“La dignité et la liberté intellectuelle transcendent, comme un phoenix, les barreaux et les cellules de la répression et la tyrannie étatique.”
Ces mots d’espoir et de défi se sont échappés de la cellule de prison de Samuel Morales dans une lettre ouverte à ceux qui le soutiennent à travers le monde et dans sa Colombie natale, l’endroit le plus dangereux pour être syndicaliste.
Ancien enseignant dans une école rurale ne comprenant qu’une salle de classe et président régional de la Confédération syndicale colombienne (CUT), Morales a été capturé aux côtés de Raquel Castro, une activiste au sein de l’Association des Enseignants d’Arauca, le 5 août 2004, après une opération militaire au cours de laquelle ils ont été témoins du fait que des soldats gouvernementaux ont tiré et tué trois autres activistes syndicaux.
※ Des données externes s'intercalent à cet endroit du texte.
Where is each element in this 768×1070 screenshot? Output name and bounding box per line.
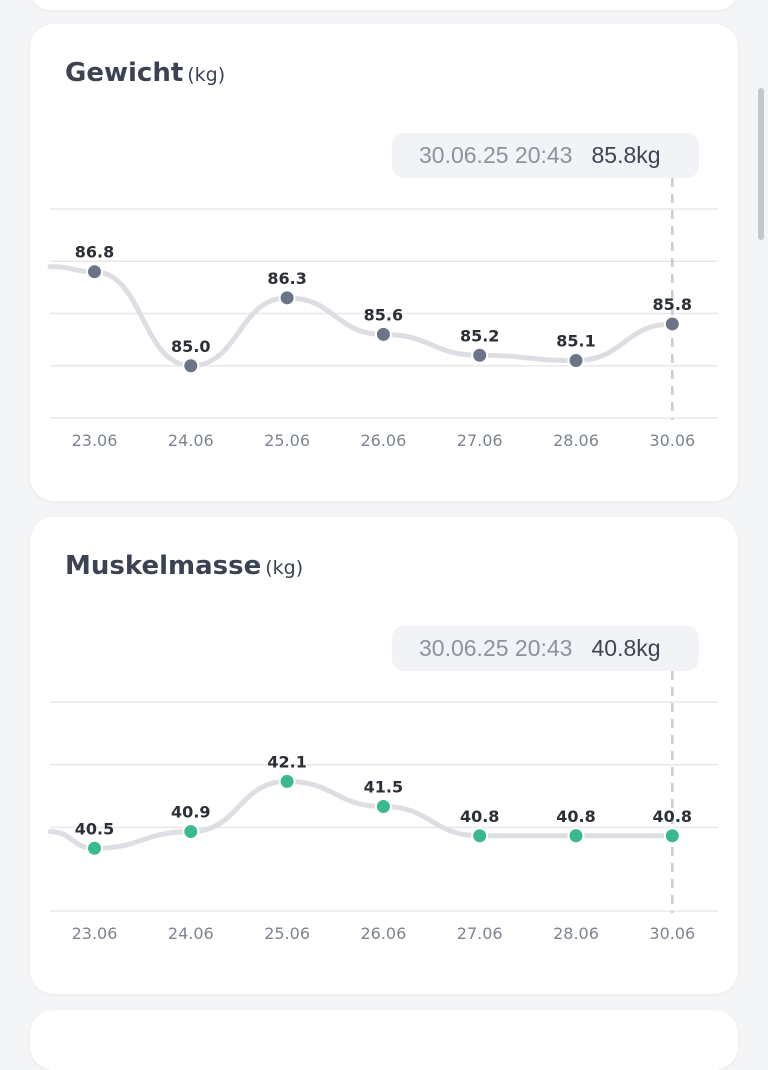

Morales et Castro ont été reconnus coupables de “rébellion” en novembre 2006, malgré de sérieux doutes quant à la fiabilité des preuves contre eux. Amnesty International a exprimé son inquiétude qu’ils n’aient pas reçu un procès équitable, tout particulièrement car aucun des accusés n’a été assisté d’un avocat ou même ne savait qu’un procès avait lieu. Morales fait appel contre sa con damnation.
Castro et Morales étaient tous les deux des responsables élus de la CUT d’Arauca, une région riche en pétrole au Nord-Est de la Colombie où la population indigène et les paysans ont souffert de violations des droits humains par les groupes paramilitaires de droite et ont été arrachés à leurs terres par les sociétés multinationales pétrolières. Leur seul “crime” a été leur implication dans une campagne démocratique paisible de la CUT visant à protéger l’environnement et à sauvegarder leur communauté.
Pendant son séjour en prison, Castro a été soumis à de la torture psychologique, subissant par exemple un simulacre d’exécution ou étant jetée pieds et poings liés dans un hélicoptère avec les corps de ses trois collègues assassinés. Les conditions de détention pour les deux prisonniers étaient très dures, la crainte pour leurs vies étant une réalité quotidienne. Néanmoins, tous les deux ont continué à enseigner et à plaider en faveur des droits humains lors qu’ils étaient en prison. De sa prison, Castro écrit également des poèmes.
Morales a été relâché le 28 avril 2007, mais, au moment de l’impression du magazine, Castro demeurait emprisonnée dans l’aile des prisonnières politiques de la prison pour femmes de Bogota. Aucun de ces activistes ne devrait pouvoir se rendre au Congrès mondial de Berlin pour y recevoir le Prix des Droits humains et syndicaux.
Alors que la remise en liberté de Morales est bienvenue, lui et sa famille risquent toujours d’être attaqués par les paramilitaires qui les ont menacés auparavant. L’Internationale de l’Education se joint à Amnesty International pour appeler les autorités colombiennes à assurer la sécurité à la fois des deux enseignants et des membres de leurs familles.
La Colombie possède l’un des pires records concernant les droits humains dans le monde, mais demeure un bénéficiaire majeur de l’argent des contribuables du Royaume-Uni et British Petroleum est impliqué dans les violations. Pour ces raisons, les syndicalistes du R-U ont été en première ligne des campagnes pour défendre leurs soeurs et frères colombiens. Amnesty International estime que 4000 syndicalistes ont été assassinés ou ont “disparus” ces 20 dernières années. La Commission colombienne des droits humains liste 33 enseignant(e)s syndicalistes tués dans ce pays l’an dernier seulement.
En honorant Raquel Castro et Samuel Morales, l’IE honore également les milliers d’autres enseignant(e)s et syndicalistes qui ont payé de leur liberté et même de leur vie leur attachement aux principes syndicaux, à la justice sociale et à une éducation de qualité pour chaque enfant colombien.